Do you can help with problem?

flx42 commented 1 year ago

You probably configured Slurm to allocate a subset of the cores to your job, it's not related to pyxis or enroot.

You can check which cores your job has access to with a command like this (from within the job):

$ grep Cpus_allowed_list /proc/self/status
xinyx62 commented 1 year ago

Thanks, I have check as below.

image

flx42 commented 1 year ago

Try numactl --show too

xinyx62 commented 1 year ago

using numactl --show on test node, the output is : image

while enter the container,using srun -N 1 --container-image ./hpl+test.sqsh --pty bash

image

flx42 commented 1 year ago

Right, so it's Slurm allocating a single core to your job. You would get the same results without using --container-image.

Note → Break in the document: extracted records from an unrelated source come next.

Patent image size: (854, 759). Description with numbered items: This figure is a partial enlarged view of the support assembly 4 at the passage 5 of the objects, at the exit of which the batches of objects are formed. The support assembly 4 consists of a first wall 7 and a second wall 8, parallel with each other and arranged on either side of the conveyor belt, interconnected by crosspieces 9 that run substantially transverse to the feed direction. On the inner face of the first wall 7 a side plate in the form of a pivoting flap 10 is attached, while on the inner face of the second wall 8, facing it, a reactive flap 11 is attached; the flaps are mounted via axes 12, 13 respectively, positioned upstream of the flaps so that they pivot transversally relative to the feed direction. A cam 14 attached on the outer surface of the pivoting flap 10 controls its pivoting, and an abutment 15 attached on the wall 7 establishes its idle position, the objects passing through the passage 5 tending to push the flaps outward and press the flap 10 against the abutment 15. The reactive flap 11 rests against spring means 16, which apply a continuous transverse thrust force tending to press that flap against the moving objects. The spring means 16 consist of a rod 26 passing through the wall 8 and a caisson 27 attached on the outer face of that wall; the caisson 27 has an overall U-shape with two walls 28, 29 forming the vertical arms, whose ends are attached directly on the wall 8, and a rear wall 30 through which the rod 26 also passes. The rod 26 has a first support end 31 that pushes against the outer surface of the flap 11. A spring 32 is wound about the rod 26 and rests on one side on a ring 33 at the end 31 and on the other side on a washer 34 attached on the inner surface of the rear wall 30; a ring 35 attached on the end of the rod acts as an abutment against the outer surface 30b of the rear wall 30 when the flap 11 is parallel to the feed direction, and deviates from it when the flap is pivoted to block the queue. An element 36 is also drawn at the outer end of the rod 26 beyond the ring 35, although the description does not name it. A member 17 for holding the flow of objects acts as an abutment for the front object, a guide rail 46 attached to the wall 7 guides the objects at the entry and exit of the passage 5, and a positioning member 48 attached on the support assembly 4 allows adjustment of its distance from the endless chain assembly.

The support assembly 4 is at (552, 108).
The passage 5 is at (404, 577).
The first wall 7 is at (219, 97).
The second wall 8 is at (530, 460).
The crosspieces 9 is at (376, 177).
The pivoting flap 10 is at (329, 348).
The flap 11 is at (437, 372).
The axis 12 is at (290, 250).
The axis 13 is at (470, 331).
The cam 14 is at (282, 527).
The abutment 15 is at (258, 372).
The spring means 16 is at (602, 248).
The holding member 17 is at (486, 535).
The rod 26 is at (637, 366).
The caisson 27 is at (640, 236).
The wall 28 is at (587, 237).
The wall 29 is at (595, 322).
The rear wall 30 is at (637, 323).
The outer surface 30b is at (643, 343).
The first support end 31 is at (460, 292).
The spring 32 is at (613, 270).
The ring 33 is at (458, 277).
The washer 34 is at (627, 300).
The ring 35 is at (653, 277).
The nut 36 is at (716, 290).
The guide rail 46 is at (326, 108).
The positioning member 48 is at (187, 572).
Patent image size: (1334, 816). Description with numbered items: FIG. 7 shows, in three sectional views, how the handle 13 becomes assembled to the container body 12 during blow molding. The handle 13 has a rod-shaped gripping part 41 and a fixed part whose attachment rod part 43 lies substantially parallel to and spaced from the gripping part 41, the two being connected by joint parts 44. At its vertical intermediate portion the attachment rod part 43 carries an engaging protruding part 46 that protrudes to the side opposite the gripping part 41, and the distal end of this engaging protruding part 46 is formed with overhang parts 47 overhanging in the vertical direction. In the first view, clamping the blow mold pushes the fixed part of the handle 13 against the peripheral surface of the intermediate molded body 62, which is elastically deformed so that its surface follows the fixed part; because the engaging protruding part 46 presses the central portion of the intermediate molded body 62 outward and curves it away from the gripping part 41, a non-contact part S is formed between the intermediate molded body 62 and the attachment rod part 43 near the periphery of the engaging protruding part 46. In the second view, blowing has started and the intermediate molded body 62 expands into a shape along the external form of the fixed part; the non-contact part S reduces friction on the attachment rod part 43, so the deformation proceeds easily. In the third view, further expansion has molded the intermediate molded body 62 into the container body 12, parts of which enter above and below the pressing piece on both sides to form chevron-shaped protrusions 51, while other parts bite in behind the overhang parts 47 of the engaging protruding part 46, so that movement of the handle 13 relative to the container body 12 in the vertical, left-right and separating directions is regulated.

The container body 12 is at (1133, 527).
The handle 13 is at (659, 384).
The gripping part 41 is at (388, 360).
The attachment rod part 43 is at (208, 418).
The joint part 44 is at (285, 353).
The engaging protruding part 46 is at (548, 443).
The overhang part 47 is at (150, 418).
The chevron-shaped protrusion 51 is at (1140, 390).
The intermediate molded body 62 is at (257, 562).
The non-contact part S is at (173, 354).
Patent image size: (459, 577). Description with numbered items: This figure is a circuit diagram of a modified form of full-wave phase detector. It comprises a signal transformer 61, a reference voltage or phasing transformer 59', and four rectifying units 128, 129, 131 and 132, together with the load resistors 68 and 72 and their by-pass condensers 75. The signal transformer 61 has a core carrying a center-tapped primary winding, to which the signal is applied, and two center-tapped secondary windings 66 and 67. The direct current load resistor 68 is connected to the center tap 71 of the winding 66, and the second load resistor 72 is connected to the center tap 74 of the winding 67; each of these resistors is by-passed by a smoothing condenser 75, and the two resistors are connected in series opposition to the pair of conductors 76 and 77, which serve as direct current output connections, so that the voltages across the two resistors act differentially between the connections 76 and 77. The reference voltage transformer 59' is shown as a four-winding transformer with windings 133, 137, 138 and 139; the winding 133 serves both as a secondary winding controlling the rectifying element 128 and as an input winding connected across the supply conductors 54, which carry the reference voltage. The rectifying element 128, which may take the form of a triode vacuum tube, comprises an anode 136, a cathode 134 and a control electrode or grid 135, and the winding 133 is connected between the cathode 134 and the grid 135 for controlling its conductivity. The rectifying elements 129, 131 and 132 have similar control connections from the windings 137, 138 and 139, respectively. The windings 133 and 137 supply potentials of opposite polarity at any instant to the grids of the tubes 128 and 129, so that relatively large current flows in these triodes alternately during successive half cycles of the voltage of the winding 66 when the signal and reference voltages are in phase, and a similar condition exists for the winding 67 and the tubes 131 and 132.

On Mon, Oct 24, 2022, 23:06 xinyx62 @.***> wrote:

using numactl --show on test node, the output is :

while enter the container,using srun -N 1 --container-image ./hpl+test.sqsh --pty bash

[image: image] https://user-images.githubusercontent.com/35787534/197694979-bff3218c-3314-41c3-853d-bae167377d2a.png

— Reply to this email directly, view it on GitHub https://github.com/NVIDIA/pyxis/issues/94#issuecomment-1290032158, or unsubscribe https://github.com/notifications/unsubscribe-auth/AA32BDLT3ZCP72IG6B632ZTWE52GJANCNFSM6AAAAAARNPZ4LQ . You are receiving this because you commented.Message ID: @.***>

inspurasc commented 2 weeks ago

so how to resolved it ?

flx42 commented 2 weeks ago

You have to change the Slurm configuration, but that's not related to pyxis.